I am now fully in this mode, having acquired the same level of distaste for completing surveys as Janice, who avoids any and all of them like the proverbial plague.  So I've now come to agree with op-ed writer Peter Funt that:

If You Value My Opinion, Pay Me for It - WSJ

In his piece Funt trots out a set of recent survey examples, e.g. from Avis, Home Depot,  Wells Fargo,  Chase Cards, Petco and "The Geico Homeowners Team", each seeking responses to whatever.  In the case of the last,  Funt was emailed a survey saying the company's goal is "excellent service".   Funt's response? "No thanks. My goal is to get paid for my work".
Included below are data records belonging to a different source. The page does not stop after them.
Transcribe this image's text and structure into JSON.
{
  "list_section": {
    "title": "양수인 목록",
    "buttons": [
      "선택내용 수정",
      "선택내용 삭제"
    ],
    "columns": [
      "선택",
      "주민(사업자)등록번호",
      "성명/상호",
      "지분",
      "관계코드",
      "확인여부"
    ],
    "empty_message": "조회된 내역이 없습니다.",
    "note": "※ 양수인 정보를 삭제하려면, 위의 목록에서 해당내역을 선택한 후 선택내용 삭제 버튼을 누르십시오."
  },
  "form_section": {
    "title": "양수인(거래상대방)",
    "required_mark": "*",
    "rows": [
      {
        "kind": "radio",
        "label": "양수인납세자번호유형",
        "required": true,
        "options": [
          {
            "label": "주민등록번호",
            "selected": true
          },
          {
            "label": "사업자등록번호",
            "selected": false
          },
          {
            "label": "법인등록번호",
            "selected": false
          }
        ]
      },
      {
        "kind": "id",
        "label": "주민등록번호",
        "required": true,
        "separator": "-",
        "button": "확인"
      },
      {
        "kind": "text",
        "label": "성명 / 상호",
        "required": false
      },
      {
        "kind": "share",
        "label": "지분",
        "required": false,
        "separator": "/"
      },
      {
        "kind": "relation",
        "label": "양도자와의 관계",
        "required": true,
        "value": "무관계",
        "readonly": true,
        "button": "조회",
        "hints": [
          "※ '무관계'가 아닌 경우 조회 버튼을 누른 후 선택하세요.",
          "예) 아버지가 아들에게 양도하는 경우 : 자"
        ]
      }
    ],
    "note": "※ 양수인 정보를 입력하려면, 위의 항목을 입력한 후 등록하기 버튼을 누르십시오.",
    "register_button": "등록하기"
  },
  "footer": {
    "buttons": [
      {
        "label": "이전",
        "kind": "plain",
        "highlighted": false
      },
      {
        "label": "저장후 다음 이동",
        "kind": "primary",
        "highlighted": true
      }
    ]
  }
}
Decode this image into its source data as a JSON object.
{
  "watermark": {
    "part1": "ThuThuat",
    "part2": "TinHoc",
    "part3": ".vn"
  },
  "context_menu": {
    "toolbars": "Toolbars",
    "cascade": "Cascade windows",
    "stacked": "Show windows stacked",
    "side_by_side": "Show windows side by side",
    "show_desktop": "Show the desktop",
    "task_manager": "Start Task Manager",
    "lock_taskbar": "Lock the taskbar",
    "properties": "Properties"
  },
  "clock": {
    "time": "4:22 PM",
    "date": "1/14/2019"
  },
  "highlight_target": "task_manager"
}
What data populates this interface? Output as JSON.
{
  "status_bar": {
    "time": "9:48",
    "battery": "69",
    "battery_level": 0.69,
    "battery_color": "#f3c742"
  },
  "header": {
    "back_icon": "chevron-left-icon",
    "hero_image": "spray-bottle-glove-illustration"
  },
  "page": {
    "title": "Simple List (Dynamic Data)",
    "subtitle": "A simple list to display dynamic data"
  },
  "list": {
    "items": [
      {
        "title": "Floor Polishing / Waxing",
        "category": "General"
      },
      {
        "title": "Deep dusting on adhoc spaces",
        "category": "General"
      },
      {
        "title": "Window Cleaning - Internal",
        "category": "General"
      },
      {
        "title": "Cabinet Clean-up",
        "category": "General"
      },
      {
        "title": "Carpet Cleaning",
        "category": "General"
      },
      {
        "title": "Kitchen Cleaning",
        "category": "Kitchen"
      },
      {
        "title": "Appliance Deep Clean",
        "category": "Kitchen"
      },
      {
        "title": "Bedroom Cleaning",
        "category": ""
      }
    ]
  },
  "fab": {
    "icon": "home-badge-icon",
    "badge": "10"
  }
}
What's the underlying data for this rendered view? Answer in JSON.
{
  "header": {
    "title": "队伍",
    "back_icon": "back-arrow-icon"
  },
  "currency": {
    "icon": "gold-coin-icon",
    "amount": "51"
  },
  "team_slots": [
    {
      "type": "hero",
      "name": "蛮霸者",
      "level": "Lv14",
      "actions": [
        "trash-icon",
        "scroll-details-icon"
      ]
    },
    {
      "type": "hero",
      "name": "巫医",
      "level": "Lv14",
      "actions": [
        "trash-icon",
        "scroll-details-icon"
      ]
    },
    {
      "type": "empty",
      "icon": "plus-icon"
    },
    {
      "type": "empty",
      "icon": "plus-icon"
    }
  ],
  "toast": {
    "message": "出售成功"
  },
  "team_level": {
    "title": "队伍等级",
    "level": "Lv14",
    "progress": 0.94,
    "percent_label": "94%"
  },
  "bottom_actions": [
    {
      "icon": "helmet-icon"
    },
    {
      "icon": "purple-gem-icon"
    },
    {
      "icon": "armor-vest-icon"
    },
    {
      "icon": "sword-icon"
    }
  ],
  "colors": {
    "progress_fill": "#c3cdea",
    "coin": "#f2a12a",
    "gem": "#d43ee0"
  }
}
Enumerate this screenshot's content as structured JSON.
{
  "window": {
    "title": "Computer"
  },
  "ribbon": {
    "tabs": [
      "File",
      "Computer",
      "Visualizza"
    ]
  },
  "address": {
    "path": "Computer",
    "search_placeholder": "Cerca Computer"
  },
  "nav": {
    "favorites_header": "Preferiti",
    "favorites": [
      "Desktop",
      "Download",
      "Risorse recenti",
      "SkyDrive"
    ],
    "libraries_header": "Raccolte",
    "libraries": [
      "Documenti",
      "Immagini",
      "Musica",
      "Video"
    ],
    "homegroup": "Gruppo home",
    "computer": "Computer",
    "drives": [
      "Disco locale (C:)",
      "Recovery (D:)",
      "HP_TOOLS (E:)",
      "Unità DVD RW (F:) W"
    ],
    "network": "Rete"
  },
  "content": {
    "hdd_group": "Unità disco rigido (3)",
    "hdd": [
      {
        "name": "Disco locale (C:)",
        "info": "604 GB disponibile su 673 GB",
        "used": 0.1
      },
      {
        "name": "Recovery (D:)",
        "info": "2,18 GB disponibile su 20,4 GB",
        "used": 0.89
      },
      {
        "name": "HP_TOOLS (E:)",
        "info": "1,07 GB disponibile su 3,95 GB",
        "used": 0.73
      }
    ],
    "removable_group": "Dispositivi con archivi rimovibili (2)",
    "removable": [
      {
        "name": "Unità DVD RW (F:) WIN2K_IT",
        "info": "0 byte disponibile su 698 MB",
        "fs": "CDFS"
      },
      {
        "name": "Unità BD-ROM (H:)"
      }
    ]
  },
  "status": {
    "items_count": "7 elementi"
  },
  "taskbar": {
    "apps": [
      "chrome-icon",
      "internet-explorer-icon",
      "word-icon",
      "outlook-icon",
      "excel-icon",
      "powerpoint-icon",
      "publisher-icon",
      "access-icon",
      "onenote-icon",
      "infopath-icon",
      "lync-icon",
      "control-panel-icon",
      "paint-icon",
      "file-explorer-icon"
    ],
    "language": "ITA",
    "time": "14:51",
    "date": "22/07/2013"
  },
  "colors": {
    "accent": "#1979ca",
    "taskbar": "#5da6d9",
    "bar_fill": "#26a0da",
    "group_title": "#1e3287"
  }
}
And he's right because it is work.  As Funt complains:

"In the internet era, many companies think it's reasonable to ask for your itme and advice without offering something in return.".

Well, most of them do that because, first, any number of surveys are easy peasy to churn out using Survey Monkey. Also, they believe you will consider it in your best interest to comply because "your feedback will help us to better improve our service, etc."

Maybe, but it's still not worth twenty minutes of my time for nothing.  Not when I'm in the process of completing another mathematics text, as well as trying to finish a time travel sci-fi novel. 

The most ironic come-on  of all is one Funt received from the RNC:

"Please take a moment to take the Official Presidential Job Performance Poll today"

As Funt puts it:

"Even the wealthiest American President in history wants free feedack."

Yeah, well, what would you expect from a lowlife, Queens real estate chiseler? A grifter who's gone through his life making money off bankruptcies (e.g. of casinos) and the backs of investors who trusted  his word?

Funt does acknowledge that "some companies are less daft", e.g.

- Wells Fargo offers survey respondents a  "chance"  to win $1,000

- Best Buy dangles a "chance" to win one of three $5,000 Best Buy shopping sprees

- At & T promises "a shot"  at "1 of 8 $100 Gift Cards"

In the immortal words of Funt: "However remote your chances, a prize at least conveys the company's thanks."

Yeppers.  A baseline, minimal appreciation that at least your time might be worth "a chance"  of getting some kind of compensation in return. But I'd still pass because I prefer the real thing. Money in the hand, not "a chance"  for it.

Funt himself is way too modest in his demands, or perhaps more realistic than I am. His advice to companies, survey outfits is:

"My advice to feedback freeloaders: If you want my two cents, you can start by offering me at least a penny for my thoughts."

How about five bucks per survey?  Assuming twenty minutes per survey, that works out to fifteen bucks an hour.  For me, that'd make my time worthwhile, but nothing less.